A participant’s family member explained how CR had also helped their relative’s confidence: "...sometimes just reaching his goal, being able to do it after a few days. Just little things like that, they help I think." 

Reflecting on the benefits of CR for those affected by dementia, Professor Clare commented, “Cognitive rehabilitation aims to enable people with mild-to-moderate dementia to function optimally in those aspects of daily life that are important to them. It is genuinely person-centred as the focus is on individual goals, and this means it is also flexible and adaptable to different settings or cultures.” 

The study also assessed the costs of delivering CR to people and found that the approximate cost under trial conditions was £1736 per patient. The actual cost of delivering CR within a service is likely to be less as the therapists would eventually be trained and supervised internally, and fewer CR sessions may be required.

Influencing policy and practice

The research has had a significant impact on policy, with the NICE guideline for dementia (2018) recommending that CR should be considered to support functional ability in people living with mild to moderate dementia.

The GREAT trial results were discussed at a national consultation on dementia at the House of Commons in 2016. In 2018 the research team also discussed their findings with the Alzheimer’s Society task force for dementia research. In 2019 the team’s experience of CR was presented at the US Department of Health’s Human Services National Alzheimer’s Project Act advisory committee. Professor Clare is currently contributing to a World Health Organization development group that is outlining a package of rehabilitation interventions for people with dementia.
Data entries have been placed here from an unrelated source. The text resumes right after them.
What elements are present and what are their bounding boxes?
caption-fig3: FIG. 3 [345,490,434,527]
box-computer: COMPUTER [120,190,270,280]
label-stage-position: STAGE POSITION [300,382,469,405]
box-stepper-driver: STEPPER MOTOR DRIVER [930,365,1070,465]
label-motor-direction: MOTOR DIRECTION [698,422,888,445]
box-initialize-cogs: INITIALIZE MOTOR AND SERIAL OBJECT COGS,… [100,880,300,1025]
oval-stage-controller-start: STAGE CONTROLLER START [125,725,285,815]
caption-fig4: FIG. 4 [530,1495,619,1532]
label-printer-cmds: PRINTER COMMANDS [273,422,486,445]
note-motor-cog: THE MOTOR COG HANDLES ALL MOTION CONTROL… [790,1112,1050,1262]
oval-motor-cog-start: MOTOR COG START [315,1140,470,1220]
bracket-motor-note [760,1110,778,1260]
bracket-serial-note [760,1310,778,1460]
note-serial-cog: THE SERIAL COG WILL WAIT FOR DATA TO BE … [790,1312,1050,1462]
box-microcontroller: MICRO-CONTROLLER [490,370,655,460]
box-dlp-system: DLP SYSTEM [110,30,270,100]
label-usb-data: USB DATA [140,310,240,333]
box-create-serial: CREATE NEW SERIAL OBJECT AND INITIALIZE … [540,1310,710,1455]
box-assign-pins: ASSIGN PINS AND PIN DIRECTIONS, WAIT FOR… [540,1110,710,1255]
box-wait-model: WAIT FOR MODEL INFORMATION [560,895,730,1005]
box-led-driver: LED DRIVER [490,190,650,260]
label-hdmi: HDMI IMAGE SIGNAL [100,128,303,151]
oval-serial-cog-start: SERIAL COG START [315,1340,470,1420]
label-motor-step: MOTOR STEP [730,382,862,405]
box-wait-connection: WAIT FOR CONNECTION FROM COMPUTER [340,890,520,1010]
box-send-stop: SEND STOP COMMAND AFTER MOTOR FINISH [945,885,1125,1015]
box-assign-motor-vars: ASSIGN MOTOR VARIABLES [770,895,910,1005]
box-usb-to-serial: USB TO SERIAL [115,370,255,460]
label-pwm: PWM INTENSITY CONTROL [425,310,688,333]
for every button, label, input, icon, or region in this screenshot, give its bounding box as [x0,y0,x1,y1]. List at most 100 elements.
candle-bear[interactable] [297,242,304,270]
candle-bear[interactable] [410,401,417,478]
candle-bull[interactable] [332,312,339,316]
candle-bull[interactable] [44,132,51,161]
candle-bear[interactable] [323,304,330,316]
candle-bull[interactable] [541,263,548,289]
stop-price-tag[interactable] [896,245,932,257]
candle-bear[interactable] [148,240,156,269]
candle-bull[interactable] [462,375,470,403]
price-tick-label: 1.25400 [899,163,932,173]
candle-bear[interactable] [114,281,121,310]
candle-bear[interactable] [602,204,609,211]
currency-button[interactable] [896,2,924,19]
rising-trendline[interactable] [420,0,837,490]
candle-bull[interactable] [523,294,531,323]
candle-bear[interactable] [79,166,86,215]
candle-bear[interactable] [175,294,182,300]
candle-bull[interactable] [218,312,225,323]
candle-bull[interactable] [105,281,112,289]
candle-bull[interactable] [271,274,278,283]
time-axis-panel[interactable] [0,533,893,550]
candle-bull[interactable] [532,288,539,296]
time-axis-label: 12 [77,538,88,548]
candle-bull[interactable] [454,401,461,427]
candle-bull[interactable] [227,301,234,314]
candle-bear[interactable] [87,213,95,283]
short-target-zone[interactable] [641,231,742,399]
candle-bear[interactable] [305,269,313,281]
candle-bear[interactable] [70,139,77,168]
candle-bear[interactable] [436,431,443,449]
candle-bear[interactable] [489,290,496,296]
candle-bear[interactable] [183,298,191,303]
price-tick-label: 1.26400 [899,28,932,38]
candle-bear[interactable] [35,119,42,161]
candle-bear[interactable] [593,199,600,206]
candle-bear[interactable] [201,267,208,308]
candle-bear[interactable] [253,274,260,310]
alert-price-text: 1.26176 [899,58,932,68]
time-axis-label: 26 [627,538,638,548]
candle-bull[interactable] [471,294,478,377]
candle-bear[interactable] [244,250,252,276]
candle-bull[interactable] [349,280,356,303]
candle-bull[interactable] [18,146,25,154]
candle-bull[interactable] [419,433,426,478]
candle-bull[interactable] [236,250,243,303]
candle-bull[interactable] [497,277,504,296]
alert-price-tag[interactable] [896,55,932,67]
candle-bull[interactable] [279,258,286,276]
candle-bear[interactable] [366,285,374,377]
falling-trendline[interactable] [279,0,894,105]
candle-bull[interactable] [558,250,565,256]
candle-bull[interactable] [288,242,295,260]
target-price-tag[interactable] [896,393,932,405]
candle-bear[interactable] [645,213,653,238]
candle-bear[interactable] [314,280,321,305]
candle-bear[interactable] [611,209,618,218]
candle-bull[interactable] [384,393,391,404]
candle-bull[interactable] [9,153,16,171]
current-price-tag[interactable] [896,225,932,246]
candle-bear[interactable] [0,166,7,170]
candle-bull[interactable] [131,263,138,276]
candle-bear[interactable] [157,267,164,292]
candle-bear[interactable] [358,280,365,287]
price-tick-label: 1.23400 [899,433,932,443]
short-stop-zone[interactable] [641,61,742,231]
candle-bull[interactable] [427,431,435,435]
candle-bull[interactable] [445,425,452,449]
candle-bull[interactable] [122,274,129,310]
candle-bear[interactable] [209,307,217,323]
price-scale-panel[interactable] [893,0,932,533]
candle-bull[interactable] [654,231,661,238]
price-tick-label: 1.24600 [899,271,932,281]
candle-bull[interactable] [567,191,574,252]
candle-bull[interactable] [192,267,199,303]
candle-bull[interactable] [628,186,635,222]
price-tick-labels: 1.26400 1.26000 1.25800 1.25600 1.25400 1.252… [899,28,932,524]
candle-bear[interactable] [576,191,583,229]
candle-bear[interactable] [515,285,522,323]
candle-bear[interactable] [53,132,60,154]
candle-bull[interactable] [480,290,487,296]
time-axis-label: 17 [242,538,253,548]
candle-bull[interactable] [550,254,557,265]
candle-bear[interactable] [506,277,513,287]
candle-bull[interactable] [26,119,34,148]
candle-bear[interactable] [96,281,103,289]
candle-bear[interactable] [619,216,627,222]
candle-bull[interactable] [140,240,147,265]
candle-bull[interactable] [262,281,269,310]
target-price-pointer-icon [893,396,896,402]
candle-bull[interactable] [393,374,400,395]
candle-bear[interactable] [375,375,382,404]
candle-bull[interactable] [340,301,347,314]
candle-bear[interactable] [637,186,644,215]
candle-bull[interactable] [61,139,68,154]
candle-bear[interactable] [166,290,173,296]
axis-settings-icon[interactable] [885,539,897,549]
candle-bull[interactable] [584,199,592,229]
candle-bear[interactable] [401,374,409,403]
Commenting on the GREAT trial and NICE’s recommendation, Dr Richard Oakley, Head of Research at Alzheimer’s Society, said: 

With the number of people with dementia set to rise to one million by 2025 and limited interventions available, we must ensure evidence-based programmes like this are available to those with dementia who need it.

He continued, “This is why Alzheimer’s Society is calling for it [cognitive rehabilitation] to be offered by commissioning services across the nations.”

Following on from the successful trial, the GREAT research team was awarded a grant of nearly £400k by the Alzheimer’s Society to put CR therapy into practice in NHS memory services and providers of home and community care services. This has enabled healthcare professionals and carers of people living with dementia at 12 NHS trusts and social care providers to adapt CR therapy to real-life practice. 

So far, 111 practitioners have been trained and 82 people with dementia have completed a course of CR, with the results showing that CR therapy is as effective in real-life settings as it was in the GREAT trial. Half of the organisations involved plan to continue providing CR as part of their service beyond the end of the project.

The team have continued to share their findings widely in other influential international settings such as the 2019 Sputnik Rehabilitation Centre’s annual conference in St. Petersburg, the 2020 Rotman Research Institute Conference in Toronto and the Memory Team Conference organised by the Norwegian National Advisory Unit on Ageing and Health in 2020.